Bakuscape: doubled population, halved green space
I am a native of Baku, the capital of Azerbaijan. I remember a time when there were big trees in the streets and yards--open spaces with trees—most of which were cut down over the past several years to make way for new buildings.
For instance, there was a huge pine grove at Tofiq Bahramov Stadium and an olive grove in Ahmedly, both of which are partly or completely lost now due to wider roads, the construction of ADA University and addition of a huge artificial lake in Dada Gorgud Park.
Bakuvians are losing green space and residents are becoming more aware of the issue—and the impact on their health and wellbeing. Cities should have 50 square meters of green space per resident, according to World Health Organization standards. The global average for cities, however, is less than half that—21 square meters per person.

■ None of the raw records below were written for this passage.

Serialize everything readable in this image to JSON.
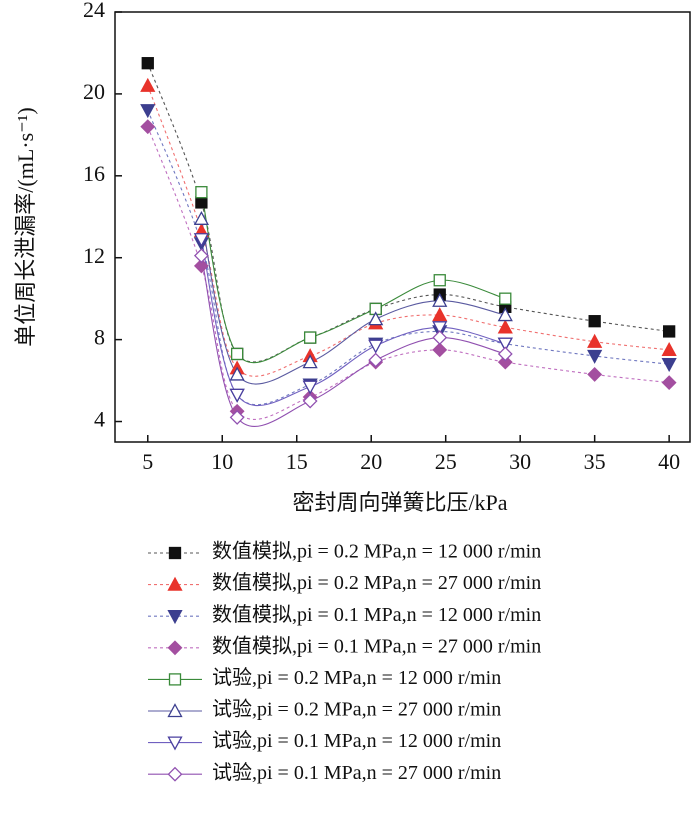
{
  "chart_data": {
    "type": "line",
    "x_label": "密封周向弹簧比压/kPa",
    "y_label": "单位周长泄漏率/(mL·s⁻¹)",
    "x": [
      5,
      8.6,
      11,
      15.9,
      20.3,
      24.6,
      29,
      35,
      40
    ],
    "xlim": [
      2.8,
      41.4
    ],
    "xticks": [
      5,
      10,
      15,
      20,
      25,
      30,
      35,
      40
    ],
    "ylim": [
      3,
      24
    ],
    "yticks": [
      4,
      8,
      12,
      16,
      20,
      24
    ],
    "series": [
      {
        "name": "数值模拟,pi = 0.2 MPa,n = 12 000 r/min",
        "color": "#111111",
        "line_color": "#555555",
        "dashed": true,
        "marker": "square",
        "filled": true,
        "values": [
          21.5,
          14.7,
          7.3,
          8.1,
          9.5,
          10.2,
          9.6,
          8.9,
          8.4
        ]
      },
      {
        "name": "数值模拟,pi = 0.2 MPa,n = 27 000 r/min",
        "color": "#e8332b",
        "line_color": "#f07070",
        "dashed": true,
        "marker": "triangle-up",
        "filled": true,
        "values": [
          20.4,
          13.3,
          6.6,
          7.2,
          8.8,
          9.2,
          8.6,
          7.9,
          7.5
        ]
      },
      {
        "name": "数值模拟,pi = 0.1 MPa,n = 12 000 r/min",
        "color": "#3c3f8f",
        "line_color": "#7078c0",
        "dashed": true,
        "marker": "triangle-down",
        "filled": true,
        "values": [
          19.2,
          12.7,
          5.3,
          5.8,
          7.8,
          8.4,
          7.8,
          7.2,
          6.8
        ]
      },
      {
        "name": "数值模拟,pi = 0.1 MPa,n = 27 000 r/min",
        "color": "#a34fa0",
        "line_color": "#c070c0",
        "dashed": true,
        "marker": "diamond",
        "filled": true,
        "values": [
          18.4,
          11.6,
          4.5,
          5.2,
          6.9,
          7.5,
          6.9,
          6.3,
          5.9
        ]
      },
      {
        "name": "试验,pi = 0.2 MPa,n = 12 000 r/min",
        "color": "#3a8a3a",
        "line_color": "#3a8a3a",
        "dashed": false,
        "marker": "square",
        "filled": false,
        "values": [
          null,
          15.2,
          7.3,
          8.1,
          9.5,
          10.9,
          10.0,
          null,
          null
        ]
      },
      {
        "name": "试验,pi = 0.2 MPa,n = 27 000 r/min",
        "color": "#3c3f8f",
        "line_color": "#5a5aa0",
        "dashed": false,
        "marker": "triangle-up",
        "filled": false,
        "values": [
          null,
          13.9,
          6.3,
          6.9,
          9.0,
          9.9,
          9.2,
          null,
          null
        ]
      },
      {
        "name": "试验,pi = 0.1 MPa,n = 12 000 r/min",
        "color": "#4a3f9f",
        "line_color": "#7060c0",
        "dashed": false,
        "marker": "triangle-down",
        "filled": false,
        "values": [
          null,
          12.9,
          5.3,
          5.7,
          7.7,
          8.6,
          7.8,
          null,
          null
        ]
      },
      {
        "name": "试验,pi = 0.1 MPa,n = 27 000 r/min",
        "color": "#9050b0",
        "line_color": "#9050b0",
        "dashed": false,
        "marker": "diamond",
        "filled": false,
        "values": [
          null,
          12.1,
          4.2,
          5.0,
          7.0,
          8.1,
          7.3,
          null,
          null
        ]
      }
    ]
  }
}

Over the past 30 years, the population of the capital has doubled, and the green area has halved. Between the 1970s and the 1980s, green space tripled in the city, increasing from just 6.2 square meters of recreational green space in the 1970s to 45 square meters in the 1980s. After 1985, the issue stopped being a priority and, as a result, green space was destroyed to make room for shops, cafes, wedding palaces, garages, and villas.
“I moved to Baku in the 1990s and fell in love with Baku the first day I arrived because there were green streets on all sides. I used to take a tram [no longer exists] from Azneft Square. There is a big difference when comparing Baku today with that time,” recalls Rovshana Babayeva, an eco-activist.

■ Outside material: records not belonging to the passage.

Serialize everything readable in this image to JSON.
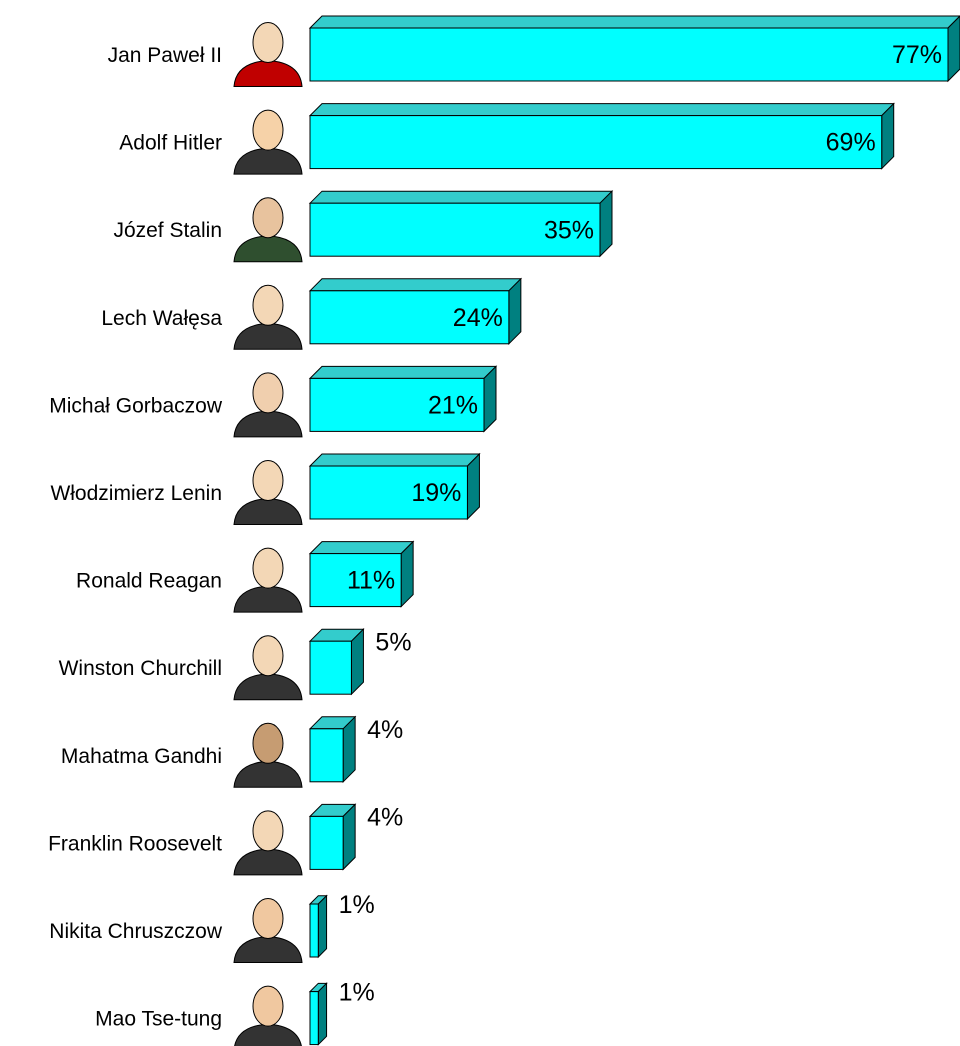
{
  "chart_data": {
    "type": "bar",
    "orientation": "horizontal",
    "categories": [
      "Jan Paweł II",
      "Adolf Hitler",
      "Józef Stalin",
      "Lech Wałęsa",
      "Michał Gorbaczow",
      "Włodzimierz Lenin",
      "Ronald Reagan",
      "Winston Churchill",
      "Mahatma Gandhi",
      "Franklin Roosevelt",
      "Nikita Chruszczow",
      "Mao Tse-tung"
    ],
    "values": [
      77,
      69,
      35,
      24,
      21,
      19,
      11,
      5,
      4,
      4,
      1,
      1
    ],
    "value_labels": [
      "77%",
      "69%",
      "35%",
      "24%",
      "21%",
      "19%",
      "11%",
      "5%",
      "4%",
      "4%",
      "1%",
      "1%"
    ],
    "color": "#00ffff"
  }
}
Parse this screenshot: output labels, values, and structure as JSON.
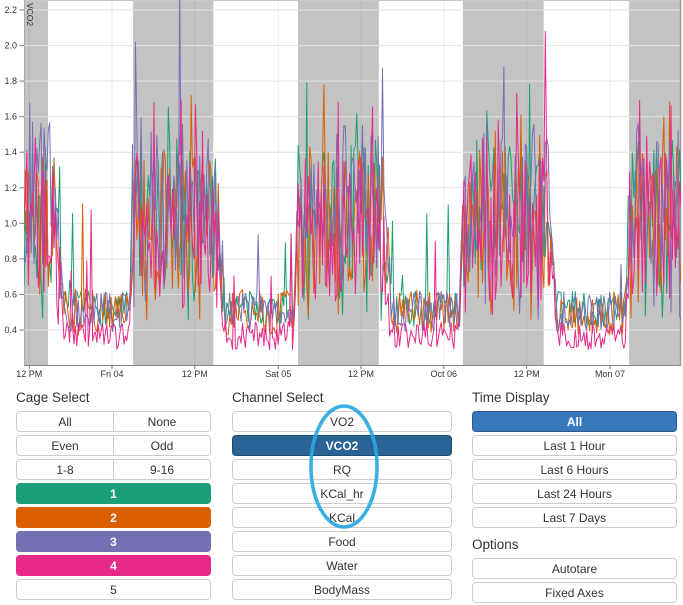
{
  "chart_data": {
    "type": "line",
    "title": "",
    "xlabel": "",
    "ylabel": "VCO2",
    "ylim": [
      0.2,
      2.25
    ],
    "y_ticks": [
      0.4,
      0.6,
      0.8,
      1.0,
      1.2,
      1.4,
      1.6,
      1.8,
      2.0,
      2.2
    ],
    "x_ticks": [
      {
        "label": "12 PM",
        "f": 0.008
      },
      {
        "label": "Fri 04",
        "f": 0.134
      },
      {
        "label": "12 PM",
        "f": 0.26
      },
      {
        "label": "Sat 05",
        "f": 0.387
      },
      {
        "label": "12 PM",
        "f": 0.513
      },
      {
        "label": "Oct 06",
        "f": 0.639
      },
      {
        "label": "12 PM",
        "f": 0.765
      },
      {
        "label": "Mon 07",
        "f": 0.892
      }
    ],
    "grid": true,
    "legend": "none",
    "night_band_color": "#c3c3c3",
    "night_bands": [
      [
        0.0,
        0.0365
      ],
      [
        0.166,
        0.288
      ],
      [
        0.417,
        0.54
      ],
      [
        0.668,
        0.791
      ],
      [
        0.921,
        1.0
      ]
    ],
    "activity_windows": [
      [
        0.0,
        0.045
      ],
      [
        0.166,
        0.292
      ],
      [
        0.417,
        0.545
      ],
      [
        0.668,
        0.796
      ],
      [
        0.921,
        1.02
      ]
    ],
    "series": [
      {
        "name": "Cage 1",
        "color": "#1b9e77",
        "day_mean": 0.52,
        "day_amp": 0.1,
        "night_mean": 1.05,
        "night_amp": 0.42
      },
      {
        "name": "Cage 2",
        "color": "#d95f02",
        "day_mean": 0.5,
        "day_amp": 0.13,
        "night_mean": 1.02,
        "night_amp": 0.42
      },
      {
        "name": "Cage 3",
        "color": "#7570b3",
        "day_mean": 0.5,
        "day_amp": 0.12,
        "night_mean": 1.15,
        "night_amp": 0.45
      },
      {
        "name": "Cage 4",
        "color": "#e7298a",
        "day_mean": 0.37,
        "day_amp": 0.08,
        "night_mean": 0.98,
        "night_amp": 0.42
      }
    ],
    "spikes": [
      {
        "series": 2,
        "t": 0.17,
        "v": 2.02
      },
      {
        "series": 2,
        "t": 0.237,
        "v": 2.38
      },
      {
        "series": 3,
        "t": 0.793,
        "v": 2.08
      }
    ],
    "seed": 7,
    "note": "Noisy circadian metabolic telemetry; values estimated from pixels (high during shaded dark phases ~0.6-1.8, low during light phases ~0.3-0.6)"
  },
  "cage_select": {
    "header": "Cage Select",
    "pair_rows": [
      [
        "All",
        "None"
      ],
      [
        "Even",
        "Odd"
      ],
      [
        "1-8",
        "9-16"
      ]
    ],
    "cage_buttons": [
      {
        "label": "1",
        "color": "#1b9e77"
      },
      {
        "label": "2",
        "color": "#d95f02"
      },
      {
        "label": "3",
        "color": "#7570b3"
      },
      {
        "label": "4",
        "color": "#e7298a"
      },
      {
        "label": "5",
        "color": ""
      }
    ]
  },
  "channel_select": {
    "header": "Channel Select",
    "buttons": [
      "VO2",
      "VCO2",
      "RQ",
      "KCal_hr",
      "KCal",
      "Food",
      "Water",
      "BodyMass"
    ],
    "selected": "VCO2",
    "selected_color": "#2a6496"
  },
  "time_display": {
    "header": "Time Display",
    "buttons": [
      "All",
      "Last 1 Hour",
      "Last 6 Hours",
      "Last 24 Hours",
      "Last 7 Days"
    ],
    "selected": "All",
    "selected_color": "#3879bd"
  },
  "options": {
    "header": "Options",
    "buttons": [
      "Autotare",
      "Fixed Axes"
    ]
  },
  "annotation": {
    "shape": "ellipse",
    "color": "#29a8e0"
  }
}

Frequent discussions about the loss of green space in Baku inspired me to investigate how much of greenery has been lost in Baku over the past two generations. I found photos of central locations—some of locals’ favorite places—at the Azerbaijan Photographers Union (AFB) dating back to the 1950s and 1970s. Using the images as my guide, I sought to photograph those locations from the same angle to see how the green space has changed.
The end result showed a mixed fate for many places — more buildings in most cases, but also more tree coverage in some areas. Some of the most beautiful landscaping, for instance the Central Park, is due to locals planting trees. Overall, however, environmentalists like Rovshana Babayeva believe the situation in the city is dire.
"Naturally, green areas play an important role in cleaning the city's air. According to various sources, 80 percent of emissions come from cars; therefore along with increasing greenery and creating conditions to increase the import of hybrid cars and electric cars that do not harm the atmosphere—as well as the construction of bicycle lanes for the use of bicycles as an environmentally friendly means of transport—are among our most pressing needs. This work must be done in parallel," added Rovshana Babayeva.